AW: Myriam
			 
			 
			
		
		
		
			
			Gibt es einen Unterschied zwischen Trauer und Trauer?  
 
Es ist ja nicht das erste Mal, dass ich jemanden verliere. Mein Grossvater starb, als ich 21 war, er wurde knapp 75 Jahre. 1994 starb mein Schwager mit 45 Jahren, 1998 meine Grossmutter mit fast 99 Jahren. Mein Vater in 2003, mein Schwiegervater 2005 und noch einige mehr, darunter auch Schulfreunde. Wenn ich auf dem Friedhof meines Heimatortes bin, endecke ich oft neue Gräber von Menschen meines Alters, die ich kenne. Mit zumehmendem Alter wird das Sterben zum Begleiter, die Einschüsse werden dichter. 
 
Es war schlimm, diese Menschen, die mir so nahe standen, zu verlieren. Es war schlimm irgendwann fest zu stellen, dass nicht mehr so viele da sind, die Älter sind, als ich. Zeitabschnitte werden immer öfter an Beerdigungen festgezogen als an Kindtaufen. 
 
Es war schlimm, die Grosseltern (ich bin bei ihnen praktisch aufgewachsen, wir wohnten in einem Haus), den Vater zu verlieren. Ich wünsche mir heute manchmal, ihnen noch einmal die Hand drücken zu können. Mein Schwiegervater, ein toller Mann, Vater und Ehemann. Mit ihm hab ich 32 Jahre unter einem Dach gewohnt. Mehr also, als bei meinen Eltern. Um sie alle hab ich getrauert und denke heute: schade, es wär schön, sie noch um mich zu haben. 
 
Ja, trauern, schon. Doch dann konnte ich meine Frau in den Arm nehmen (oder umgekehrt), meine Kinder und alles war im Lot. Die eigene kleine Familie konnte das auffangen, mehr als ausgleichen. Ja klar, da waren leere Plätze, was besonders bei Familienfeiern auffiel: man brauchte weniger Stühle und Gedecke. Klingt blöd, das sind jedoch Gedanken, die einem durch den Kopf gehen beim Herrichten des Tisches. Relativ schnell war man darüber hinweg. Es gibt einige solcher Gelegenheiten, wo früher mehr Menschen am Tisch sassen. 
 
Naja, dann gehen alle nach Hause und wir vier leben weiter unser glückliches Leben. 
 
Wieviel anders ist es die Frau, den Mann oder Lebenspartner/in zu verlieren? 
 
Die Kinder sind gross, haben bereits selbst welche, haben ihre eigene Wohnung oder ihr eigenes Haus, vorallem aber führen sie ihr eigenes Leben. Haben ihre eigene kleine Familie in die sie abtauchen können. Sie haben garkeine Zeit, ständig zu überlegen: was wäre wenn! Sie gehen nach Hause und wissen, da ist jemand mit dem sie reden, lachen und manchmal auch streiten können. Da ist jemand, der Antwort gibt, den man berühren kann.
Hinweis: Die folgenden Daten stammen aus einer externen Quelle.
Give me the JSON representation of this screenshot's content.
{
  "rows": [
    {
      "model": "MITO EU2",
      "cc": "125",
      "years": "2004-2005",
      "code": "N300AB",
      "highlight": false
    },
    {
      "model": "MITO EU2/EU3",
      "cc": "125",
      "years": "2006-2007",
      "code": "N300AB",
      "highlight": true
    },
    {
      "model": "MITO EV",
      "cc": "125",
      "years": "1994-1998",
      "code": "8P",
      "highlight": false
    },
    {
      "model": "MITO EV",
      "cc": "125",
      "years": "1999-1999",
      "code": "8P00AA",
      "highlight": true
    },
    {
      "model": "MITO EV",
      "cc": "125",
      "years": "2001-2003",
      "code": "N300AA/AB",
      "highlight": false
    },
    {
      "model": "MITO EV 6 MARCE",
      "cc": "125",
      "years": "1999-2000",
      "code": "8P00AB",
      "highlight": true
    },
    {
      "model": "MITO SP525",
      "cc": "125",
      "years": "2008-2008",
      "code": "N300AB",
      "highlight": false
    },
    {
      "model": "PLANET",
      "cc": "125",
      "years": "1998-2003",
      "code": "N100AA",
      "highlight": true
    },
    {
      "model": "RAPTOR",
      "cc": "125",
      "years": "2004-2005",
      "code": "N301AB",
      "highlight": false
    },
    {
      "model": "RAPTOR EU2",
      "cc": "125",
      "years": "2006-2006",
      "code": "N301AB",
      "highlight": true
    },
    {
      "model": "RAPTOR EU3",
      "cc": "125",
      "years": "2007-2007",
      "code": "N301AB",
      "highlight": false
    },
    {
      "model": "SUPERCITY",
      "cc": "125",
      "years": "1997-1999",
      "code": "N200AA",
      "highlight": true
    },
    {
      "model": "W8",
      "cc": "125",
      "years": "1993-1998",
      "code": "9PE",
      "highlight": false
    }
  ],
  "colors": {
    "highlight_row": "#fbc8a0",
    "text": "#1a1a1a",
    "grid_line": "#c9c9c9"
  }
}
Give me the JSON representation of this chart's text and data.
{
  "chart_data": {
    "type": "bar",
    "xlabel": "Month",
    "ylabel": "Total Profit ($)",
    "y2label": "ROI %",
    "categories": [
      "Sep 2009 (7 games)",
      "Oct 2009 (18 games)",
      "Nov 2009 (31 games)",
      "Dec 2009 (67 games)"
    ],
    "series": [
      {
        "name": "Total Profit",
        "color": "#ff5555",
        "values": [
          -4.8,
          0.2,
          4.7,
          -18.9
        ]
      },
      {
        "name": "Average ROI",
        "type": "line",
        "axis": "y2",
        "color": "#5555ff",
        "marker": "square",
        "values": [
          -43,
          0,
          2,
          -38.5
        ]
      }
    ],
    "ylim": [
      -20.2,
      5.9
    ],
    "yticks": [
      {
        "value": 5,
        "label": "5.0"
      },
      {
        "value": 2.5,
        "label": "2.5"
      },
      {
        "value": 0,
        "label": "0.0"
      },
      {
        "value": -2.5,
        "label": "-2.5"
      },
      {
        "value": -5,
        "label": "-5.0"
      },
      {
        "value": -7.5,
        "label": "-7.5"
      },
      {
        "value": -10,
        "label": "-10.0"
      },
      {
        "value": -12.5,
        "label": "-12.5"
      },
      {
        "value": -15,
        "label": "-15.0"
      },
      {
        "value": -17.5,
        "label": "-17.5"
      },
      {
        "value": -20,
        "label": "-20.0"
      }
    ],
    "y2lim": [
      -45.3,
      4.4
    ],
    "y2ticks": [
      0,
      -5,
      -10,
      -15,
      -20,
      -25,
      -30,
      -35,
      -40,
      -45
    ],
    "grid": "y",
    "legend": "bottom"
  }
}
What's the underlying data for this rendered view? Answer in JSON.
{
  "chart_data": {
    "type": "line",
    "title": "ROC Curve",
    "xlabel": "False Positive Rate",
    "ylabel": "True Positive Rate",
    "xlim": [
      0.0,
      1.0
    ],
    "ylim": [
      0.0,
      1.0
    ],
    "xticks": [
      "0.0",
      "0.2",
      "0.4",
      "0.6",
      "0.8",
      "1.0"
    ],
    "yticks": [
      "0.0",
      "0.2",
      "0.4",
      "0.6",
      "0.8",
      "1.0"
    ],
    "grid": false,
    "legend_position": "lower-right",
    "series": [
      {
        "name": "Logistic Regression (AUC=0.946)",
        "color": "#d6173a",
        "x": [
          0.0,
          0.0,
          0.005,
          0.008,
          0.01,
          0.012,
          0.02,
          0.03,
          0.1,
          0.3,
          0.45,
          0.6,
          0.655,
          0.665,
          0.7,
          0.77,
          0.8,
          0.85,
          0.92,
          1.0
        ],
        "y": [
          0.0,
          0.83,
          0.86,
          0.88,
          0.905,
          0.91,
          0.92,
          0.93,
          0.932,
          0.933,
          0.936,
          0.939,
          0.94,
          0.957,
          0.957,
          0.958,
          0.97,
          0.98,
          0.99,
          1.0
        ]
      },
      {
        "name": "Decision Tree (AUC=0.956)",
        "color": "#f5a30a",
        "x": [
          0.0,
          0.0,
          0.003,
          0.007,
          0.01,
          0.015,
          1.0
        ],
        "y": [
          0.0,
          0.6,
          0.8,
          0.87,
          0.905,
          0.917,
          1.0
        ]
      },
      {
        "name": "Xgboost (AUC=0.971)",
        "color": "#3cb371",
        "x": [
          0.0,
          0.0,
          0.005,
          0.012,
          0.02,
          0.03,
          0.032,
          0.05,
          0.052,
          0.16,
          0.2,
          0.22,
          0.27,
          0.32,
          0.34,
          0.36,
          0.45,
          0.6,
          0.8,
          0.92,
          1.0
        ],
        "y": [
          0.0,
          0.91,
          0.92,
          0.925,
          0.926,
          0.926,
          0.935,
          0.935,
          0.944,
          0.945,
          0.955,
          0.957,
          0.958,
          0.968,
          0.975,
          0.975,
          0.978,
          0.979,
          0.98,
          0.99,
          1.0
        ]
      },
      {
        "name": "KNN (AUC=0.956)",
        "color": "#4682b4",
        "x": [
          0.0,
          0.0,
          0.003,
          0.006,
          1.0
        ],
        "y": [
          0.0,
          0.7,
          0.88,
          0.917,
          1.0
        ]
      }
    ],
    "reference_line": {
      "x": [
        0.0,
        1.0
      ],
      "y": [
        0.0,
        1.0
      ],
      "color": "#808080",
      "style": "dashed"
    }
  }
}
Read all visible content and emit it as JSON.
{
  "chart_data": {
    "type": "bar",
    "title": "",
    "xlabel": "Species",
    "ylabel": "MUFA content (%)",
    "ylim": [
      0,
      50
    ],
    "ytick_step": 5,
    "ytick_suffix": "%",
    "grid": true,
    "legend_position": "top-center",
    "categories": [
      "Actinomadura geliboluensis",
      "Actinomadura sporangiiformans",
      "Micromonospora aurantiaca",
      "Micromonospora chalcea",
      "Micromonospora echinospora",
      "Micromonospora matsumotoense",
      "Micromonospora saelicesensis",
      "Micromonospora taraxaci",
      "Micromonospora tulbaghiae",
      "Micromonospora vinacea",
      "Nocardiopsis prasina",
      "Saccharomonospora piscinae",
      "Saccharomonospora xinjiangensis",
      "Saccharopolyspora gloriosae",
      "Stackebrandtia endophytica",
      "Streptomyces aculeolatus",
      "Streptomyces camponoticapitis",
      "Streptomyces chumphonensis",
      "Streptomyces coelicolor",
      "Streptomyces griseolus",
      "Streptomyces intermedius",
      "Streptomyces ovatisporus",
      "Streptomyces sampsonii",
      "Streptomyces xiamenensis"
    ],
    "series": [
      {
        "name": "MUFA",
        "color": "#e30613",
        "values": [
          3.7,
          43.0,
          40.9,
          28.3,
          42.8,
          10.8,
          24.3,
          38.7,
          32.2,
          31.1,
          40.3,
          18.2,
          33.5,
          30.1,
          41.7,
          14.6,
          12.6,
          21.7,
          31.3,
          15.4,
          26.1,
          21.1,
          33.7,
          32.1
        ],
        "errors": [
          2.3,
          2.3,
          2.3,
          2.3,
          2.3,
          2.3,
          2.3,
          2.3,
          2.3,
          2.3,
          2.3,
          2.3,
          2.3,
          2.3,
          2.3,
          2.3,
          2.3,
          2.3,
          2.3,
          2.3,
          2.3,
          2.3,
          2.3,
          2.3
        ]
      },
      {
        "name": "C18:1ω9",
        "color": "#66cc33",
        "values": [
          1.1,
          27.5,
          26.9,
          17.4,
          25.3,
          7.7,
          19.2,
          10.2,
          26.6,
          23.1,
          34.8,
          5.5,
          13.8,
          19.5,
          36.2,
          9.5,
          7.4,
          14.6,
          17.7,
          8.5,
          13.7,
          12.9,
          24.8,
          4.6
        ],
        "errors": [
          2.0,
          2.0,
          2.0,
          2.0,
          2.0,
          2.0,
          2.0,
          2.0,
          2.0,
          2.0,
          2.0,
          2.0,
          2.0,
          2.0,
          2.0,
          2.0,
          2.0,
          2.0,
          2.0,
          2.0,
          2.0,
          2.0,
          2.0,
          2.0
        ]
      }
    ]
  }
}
Da ist jemand, der sie in den Arm nehmen kann. Da ist jemand, den sie lieben und der sie liebt. 
 
Sicher, auch ich werde geliebt. Wie ein Vater, Opa. Von Herzen liebe ich auch sie, als Vater, Opa. Ich bin ja eigentlich nicht allein. Pustekuchen! Überall, ausser in meiner  Wohnung, bin ich nur noch mehr oder weniger Besucher. Wenn ich in meine Wohnung komme und laut "Schatz, ich bin da!" rufe, wird lediglich die Katze auf dem Sofa, vielleicht, verschlafen mit einem Auge blinzeln. Wenn ich im Bett liege greift mein Arm in's Leere. Morgens, beim Frühstück trinke ich meinen Kaffe alleine (wenn ich überhaupt Lust dazu hab). Mittagessen (zumindest die meisten), Abendessen, genau dasselbe. Und dazwischen? Sehr viel Leere, trostlose Leere. Keine Gespräche, kein Kuss beim Weggehen, keiner beim Zurückkommen, keine Berührung, keine Wärme, keine Nähe. Niemand da, mit dem ich etwas gemeinsam tun kann. Nicht einmal mehr streiten kann ich mich. 
 
Wenn das Radio aus ist, nur noch Geräusche von aussen. Innen ist es still, totenstill. Ich hätte mir nie im Leben träumen lassen, dass es so schwer ist einen Gedanken nur zu denken und ihn nicht auszusprechen.